Enhancing the photograph, investigators had decided that the man driving up the hill toward Lois that day had raised his arm. Brent had said that the car’s driver had waved at Lois, which was one reason that the police believed he was Randy. But another man could have been pretending to be Randy, and he could have been making certain that if Lois’s camera caught anything beyond the windshield, it would be a wrist sporting a copy of Randy’s tattoo, made from water slide paper or inked on with a marker. Maybe he had deliberately hidden as much of his face as he could with his tattooed arm. He probably hadn’t realized that reflections on the windshield had nearly obscured his face, anyway.

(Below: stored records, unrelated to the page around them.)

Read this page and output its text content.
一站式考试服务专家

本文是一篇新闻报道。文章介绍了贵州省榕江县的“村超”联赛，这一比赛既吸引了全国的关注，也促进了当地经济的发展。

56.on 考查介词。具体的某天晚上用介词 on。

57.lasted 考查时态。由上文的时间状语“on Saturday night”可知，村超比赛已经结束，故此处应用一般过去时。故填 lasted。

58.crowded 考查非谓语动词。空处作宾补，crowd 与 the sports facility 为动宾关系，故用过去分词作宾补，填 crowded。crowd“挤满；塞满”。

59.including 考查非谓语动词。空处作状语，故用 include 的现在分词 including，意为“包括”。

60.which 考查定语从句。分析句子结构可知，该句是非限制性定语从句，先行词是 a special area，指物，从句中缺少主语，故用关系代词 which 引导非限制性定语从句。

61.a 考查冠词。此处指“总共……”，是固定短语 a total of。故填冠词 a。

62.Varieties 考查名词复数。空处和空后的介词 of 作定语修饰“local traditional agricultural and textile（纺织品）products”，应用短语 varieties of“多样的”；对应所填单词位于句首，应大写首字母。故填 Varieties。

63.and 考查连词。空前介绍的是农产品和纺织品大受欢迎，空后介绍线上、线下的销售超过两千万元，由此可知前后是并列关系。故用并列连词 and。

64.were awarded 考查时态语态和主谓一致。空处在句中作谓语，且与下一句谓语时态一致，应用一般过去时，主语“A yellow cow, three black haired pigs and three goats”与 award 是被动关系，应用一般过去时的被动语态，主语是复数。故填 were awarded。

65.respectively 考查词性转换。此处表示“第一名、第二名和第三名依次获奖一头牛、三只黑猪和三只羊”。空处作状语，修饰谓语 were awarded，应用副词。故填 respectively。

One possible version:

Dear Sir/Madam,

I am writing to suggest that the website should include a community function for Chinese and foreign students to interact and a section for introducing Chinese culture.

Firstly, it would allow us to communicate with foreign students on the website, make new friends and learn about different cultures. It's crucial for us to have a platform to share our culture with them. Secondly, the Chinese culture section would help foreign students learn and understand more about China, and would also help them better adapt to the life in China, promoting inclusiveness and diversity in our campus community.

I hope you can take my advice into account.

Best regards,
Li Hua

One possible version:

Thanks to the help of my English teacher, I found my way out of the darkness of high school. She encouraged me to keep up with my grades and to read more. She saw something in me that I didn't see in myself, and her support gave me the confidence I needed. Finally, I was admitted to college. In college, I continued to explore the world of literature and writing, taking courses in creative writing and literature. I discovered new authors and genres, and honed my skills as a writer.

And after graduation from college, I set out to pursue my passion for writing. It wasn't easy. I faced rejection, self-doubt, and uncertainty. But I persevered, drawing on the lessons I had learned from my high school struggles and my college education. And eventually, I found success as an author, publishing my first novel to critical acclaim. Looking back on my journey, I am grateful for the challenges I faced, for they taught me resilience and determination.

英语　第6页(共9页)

And then five years later, the same man could have created and worn a temporary tattoo matching Randy’s simple homemade B.A.D. He could have dressed and walked like Randy, and then tracked down Georgia, the woman who owned the car he’d seen right after he’d killed and buried Matthias. He must have seen Lois aiming her camera at him, and he must have believed that Georgia, not Lois, had witnessed his leaving the scene of the crime.
Everything about the day that her son went missing must have remained etched in Georgia’s mind. Before she succumbed, she must have told her attacker that she had traded her car for a minivan that day, but she would not have divulged Lois’s name. For some reason, possibly the addressed packages stacked next to Georgia’s front door, her murderer had gone to the post office in hopes of finding out whose van Georgia might have borrowed when she had to haul large boxes. He could have purposely parked in view of a surveillance camera. He’d made certain that the car and its license plate could be seen and identified, but he’d kept his face mostly hidden by pulling the ball cap down, bowing his head, and looking away from the post office and its cameras. His short conversation with Honey Bellaire could have sent him looking for Lois.